オリオン(宇宙船)(読み)おりおん(英語表記)Orion

翻訳|Orion

日本大百科全書(ニッポニカ) 「オリオン(宇宙船)」の意味・わかりやすい解説

オリオン(宇宙船)
おりおん
Orion

NASA(ナサ)(アメリカ航空宇宙局)が開発している有人宇宙船。2011年のスペースシャトルの引退後、国際宇宙ステーションや月および火星などへの有人輸送手段として開発が始まった。形状はアポロ計画の際の宇宙船に類似しているが、使い捨てではなく複数回の使用が想定されている。打ち上げ用ロケットは、デルタⅣヘビーHeavyで実験されているが、運用段階ではアレスⅠの予定である。オリオン本体の大きさは直径5メートル、与圧部分の体積は約20立方メートル、居住部分の体積は約9立方メートルである。本体の質量は約10トンで、機械船なども含めると約25トンになる。
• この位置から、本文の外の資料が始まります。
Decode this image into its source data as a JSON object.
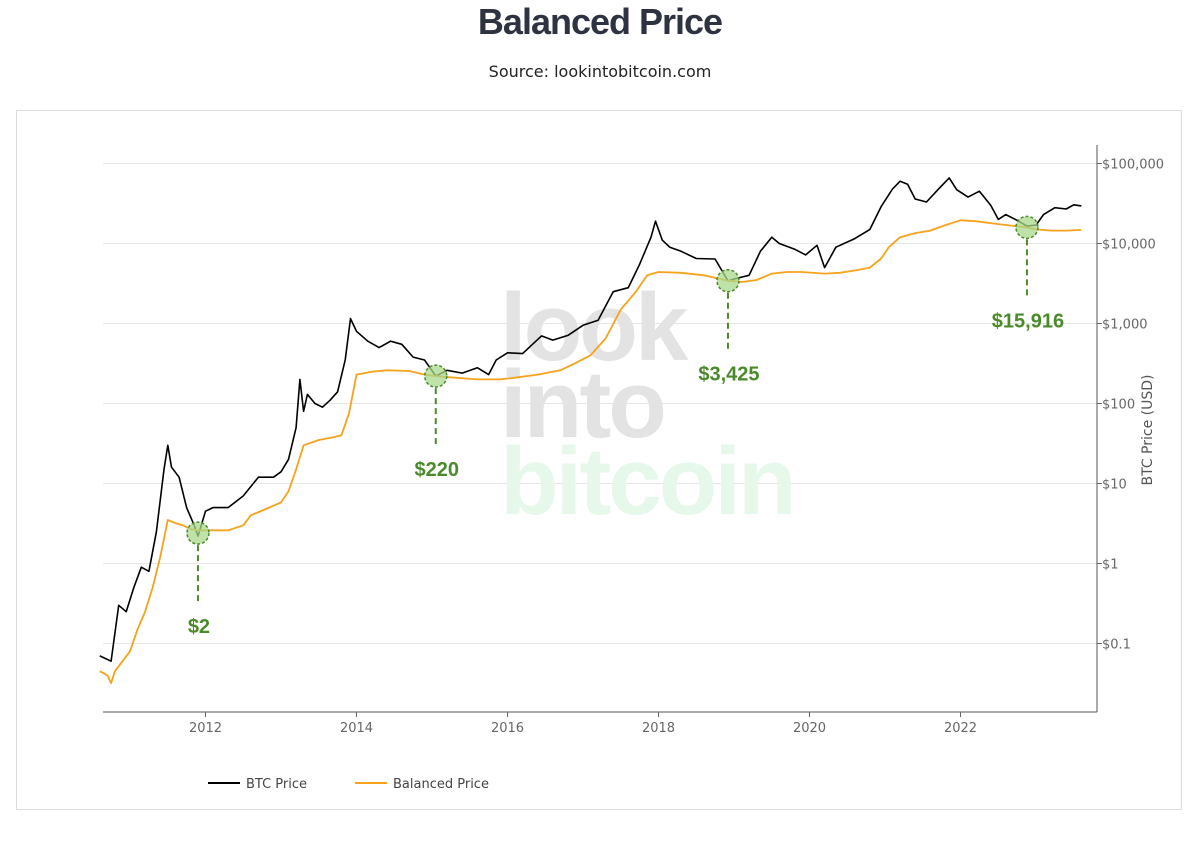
{
  "title": "Balanced Price",
  "subtitle": "Source: lookintobitcoin.com",
  "colors": {
    "btc_price": "#000000",
    "balanced_price": "#f7a21b",
    "annotation": "#4a8a2a",
    "annotation_fill": "#a8d88a",
    "grid": "#e6e6e6"
  },
  "watermark": [
    "look",
    "into",
    "bitcoin"
  ],
  "chart_data": {
    "type": "line",
    "title": "",
    "xlabel": "",
    "ylabel": "BTC Price (USD)",
    "yscale": "log",
    "xlim": [
      2010.6,
      2023.8
    ],
    "ylim": [
      0.01,
      150000
    ],
    "y_ticks": [
      {
        "value": 100000,
        "label": "$100,000"
      },
      {
        "value": 10000,
        "label": "$10,000"
      },
      {
        "value": 1000,
        "label": "$1,000"
      },
      {
        "value": 100,
        "label": "$100"
      },
      {
        "value": 10,
        "label": "$10"
      },
      {
        "value": 1,
        "label": "$1"
      },
      {
        "value": 0.1,
        "label": "$0.1"
      }
    ],
    "x_ticks": [
      {
        "value": 2012,
        "label": "2012"
      },
      {
        "value": 2014,
        "label": "2014"
      },
      {
        "value": 2016,
        "label": "2016"
      },
      {
        "value": 2018,
        "label": "2018"
      },
      {
        "value": 2020,
        "label": "2020"
      },
      {
        "value": 2022,
        "label": "2022"
      }
    ],
    "grid": true,
    "legend": "bottom-left",
    "series": [
      {
        "name": "BTC Price",
        "points": [
          [
            2010.6,
            0.07
          ],
          [
            2010.75,
            0.06
          ],
          [
            2010.85,
            0.3
          ],
          [
            2010.95,
            0.25
          ],
          [
            2011.05,
            0.5
          ],
          [
            2011.15,
            0.9
          ],
          [
            2011.25,
            0.8
          ],
          [
            2011.35,
            2.5
          ],
          [
            2011.45,
            15
          ],
          [
            2011.5,
            30
          ],
          [
            2011.55,
            16
          ],
          [
            2011.65,
            12
          ],
          [
            2011.75,
            5
          ],
          [
            2011.85,
            3
          ],
          [
            2011.9,
            2.2
          ],
          [
            2012.0,
            4.5
          ],
          [
            2012.1,
            5
          ],
          [
            2012.3,
            5
          ],
          [
            2012.5,
            7
          ],
          [
            2012.7,
            12
          ],
          [
            2012.9,
            12
          ],
          [
            2013.0,
            14
          ],
          [
            2013.1,
            20
          ],
          [
            2013.2,
            50
          ],
          [
            2013.25,
            200
          ],
          [
            2013.3,
            80
          ],
          [
            2013.35,
            130
          ],
          [
            2013.45,
            100
          ],
          [
            2013.55,
            90
          ],
          [
            2013.65,
            110
          ],
          [
            2013.75,
            140
          ],
          [
            2013.85,
            350
          ],
          [
            2013.92,
            1150
          ],
          [
            2014.0,
            800
          ],
          [
            2014.15,
            600
          ],
          [
            2014.3,
            500
          ],
          [
            2014.45,
            600
          ],
          [
            2014.6,
            550
          ],
          [
            2014.75,
            380
          ],
          [
            2014.9,
            350
          ],
          [
            2015.05,
            220
          ],
          [
            2015.2,
            260
          ],
          [
            2015.4,
            240
          ],
          [
            2015.6,
            280
          ],
          [
            2015.75,
            230
          ],
          [
            2015.85,
            350
          ],
          [
            2016.0,
            430
          ],
          [
            2016.2,
            420
          ],
          [
            2016.45,
            700
          ],
          [
            2016.6,
            620
          ],
          [
            2016.8,
            710
          ],
          [
            2017.0,
            950
          ],
          [
            2017.2,
            1100
          ],
          [
            2017.4,
            2500
          ],
          [
            2017.6,
            2800
          ],
          [
            2017.75,
            5500
          ],
          [
            2017.9,
            12000
          ],
          [
            2017.96,
            19000
          ],
          [
            2018.05,
            11000
          ],
          [
            2018.15,
            9000
          ],
          [
            2018.3,
            8000
          ],
          [
            2018.5,
            6500
          ],
          [
            2018.75,
            6400
          ],
          [
            2018.92,
            3400
          ],
          [
            2019.0,
            3600
          ],
          [
            2019.2,
            4000
          ],
          [
            2019.35,
            8000
          ],
          [
            2019.5,
            12000
          ],
          [
            2019.6,
            10000
          ],
          [
            2019.8,
            8500
          ],
          [
            2019.95,
            7200
          ],
          [
            2020.1,
            9500
          ],
          [
            2020.2,
            5000
          ],
          [
            2020.35,
            9000
          ],
          [
            2020.6,
            11500
          ],
          [
            2020.8,
            15000
          ],
          [
            2020.95,
            29000
          ],
          [
            2021.1,
            48000
          ],
          [
            2021.2,
            60000
          ],
          [
            2021.3,
            55000
          ],
          [
            2021.4,
            36000
          ],
          [
            2021.55,
            33000
          ],
          [
            2021.7,
            47000
          ],
          [
            2021.85,
            66000
          ],
          [
            2021.95,
            47000
          ],
          [
            2022.1,
            38000
          ],
          [
            2022.25,
            45000
          ],
          [
            2022.4,
            30000
          ],
          [
            2022.5,
            20000
          ],
          [
            2022.6,
            23000
          ],
          [
            2022.75,
            19500
          ],
          [
            2022.88,
            16500
          ],
          [
            2023.0,
            17000
          ],
          [
            2023.1,
            23000
          ],
          [
            2023.25,
            28000
          ],
          [
            2023.4,
            27000
          ],
          [
            2023.5,
            30500
          ],
          [
            2023.6,
            29500
          ]
        ]
      },
      {
        "name": "Balanced Price",
        "points": [
          [
            2010.6,
            0.045
          ],
          [
            2010.7,
            0.04
          ],
          [
            2010.75,
            0.032
          ],
          [
            2010.8,
            0.045
          ],
          [
            2010.9,
            0.06
          ],
          [
            2011.0,
            0.08
          ],
          [
            2011.1,
            0.15
          ],
          [
            2011.2,
            0.25
          ],
          [
            2011.3,
            0.5
          ],
          [
            2011.4,
            1.2
          ],
          [
            2011.5,
            3.5
          ],
          [
            2011.6,
            3.2
          ],
          [
            2011.7,
            3.0
          ],
          [
            2011.8,
            2.7
          ],
          [
            2011.9,
            2.6
          ],
          [
            2012.0,
            2.6
          ],
          [
            2012.3,
            2.6
          ],
          [
            2012.5,
            3.0
          ],
          [
            2012.6,
            4.0
          ],
          [
            2012.8,
            4.8
          ],
          [
            2013.0,
            5.8
          ],
          [
            2013.1,
            8
          ],
          [
            2013.2,
            15
          ],
          [
            2013.3,
            30
          ],
          [
            2013.5,
            35
          ],
          [
            2013.7,
            38
          ],
          [
            2013.8,
            40
          ],
          [
            2013.9,
            75
          ],
          [
            2014.0,
            230
          ],
          [
            2014.2,
            250
          ],
          [
            2014.4,
            260
          ],
          [
            2014.7,
            255
          ],
          [
            2014.9,
            230
          ],
          [
            2015.05,
            220
          ],
          [
            2015.3,
            210
          ],
          [
            2015.6,
            200
          ],
          [
            2015.9,
            200
          ],
          [
            2016.1,
            210
          ],
          [
            2016.4,
            230
          ],
          [
            2016.7,
            260
          ],
          [
            2016.9,
            320
          ],
          [
            2017.1,
            400
          ],
          [
            2017.3,
            650
          ],
          [
            2017.5,
            1500
          ],
          [
            2017.7,
            2500
          ],
          [
            2017.85,
            4000
          ],
          [
            2018.0,
            4400
          ],
          [
            2018.3,
            4300
          ],
          [
            2018.6,
            4000
          ],
          [
            2018.92,
            3425
          ],
          [
            2019.1,
            3300
          ],
          [
            2019.3,
            3500
          ],
          [
            2019.5,
            4200
          ],
          [
            2019.7,
            4400
          ],
          [
            2019.9,
            4400
          ],
          [
            2020.2,
            4200
          ],
          [
            2020.4,
            4300
          ],
          [
            2020.6,
            4600
          ],
          [
            2020.8,
            5000
          ],
          [
            2020.95,
            6500
          ],
          [
            2021.05,
            9000
          ],
          [
            2021.2,
            12000
          ],
          [
            2021.4,
            13500
          ],
          [
            2021.6,
            14500
          ],
          [
            2021.8,
            17000
          ],
          [
            2022.0,
            19500
          ],
          [
            2022.2,
            19000
          ],
          [
            2022.5,
            17500
          ],
          [
            2022.8,
            16200
          ],
          [
            2022.88,
            15916
          ],
          [
            2023.0,
            15000
          ],
          [
            2023.2,
            14500
          ],
          [
            2023.4,
            14500
          ],
          [
            2023.6,
            14800
          ]
        ]
      }
    ],
    "annotations": [
      {
        "x": 2011.9,
        "y": 2.4,
        "label": "$2"
      },
      {
        "x": 2015.05,
        "y": 220,
        "label": "$220"
      },
      {
        "x": 2018.92,
        "y": 3425,
        "label": "$3,425"
      },
      {
        "x": 2022.88,
        "y": 15916,
        "label": "$15,916"
      }
    ]
  }
}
当初、NASAの次期有人月着陸計画であるコンステレーション計画での使用を前提に開発されていた。しかし、計画の中止に伴い、スペースシャトルの代替機として国際宇宙ステーションへの人員物資の輸送に開発目標が変更された。その後、小惑星や火星への有人探査も視野に開発が続けられている。2014年12月には無人での初飛行を成功させ、2022年11月にはアルテミス計画(国際有人月探査計画)の1号機として、月周回軌道への無人試験飛行を成功させた。2024年にはアルテミス2号機として乗員4名による月楕円軌道への有人飛行を予定している。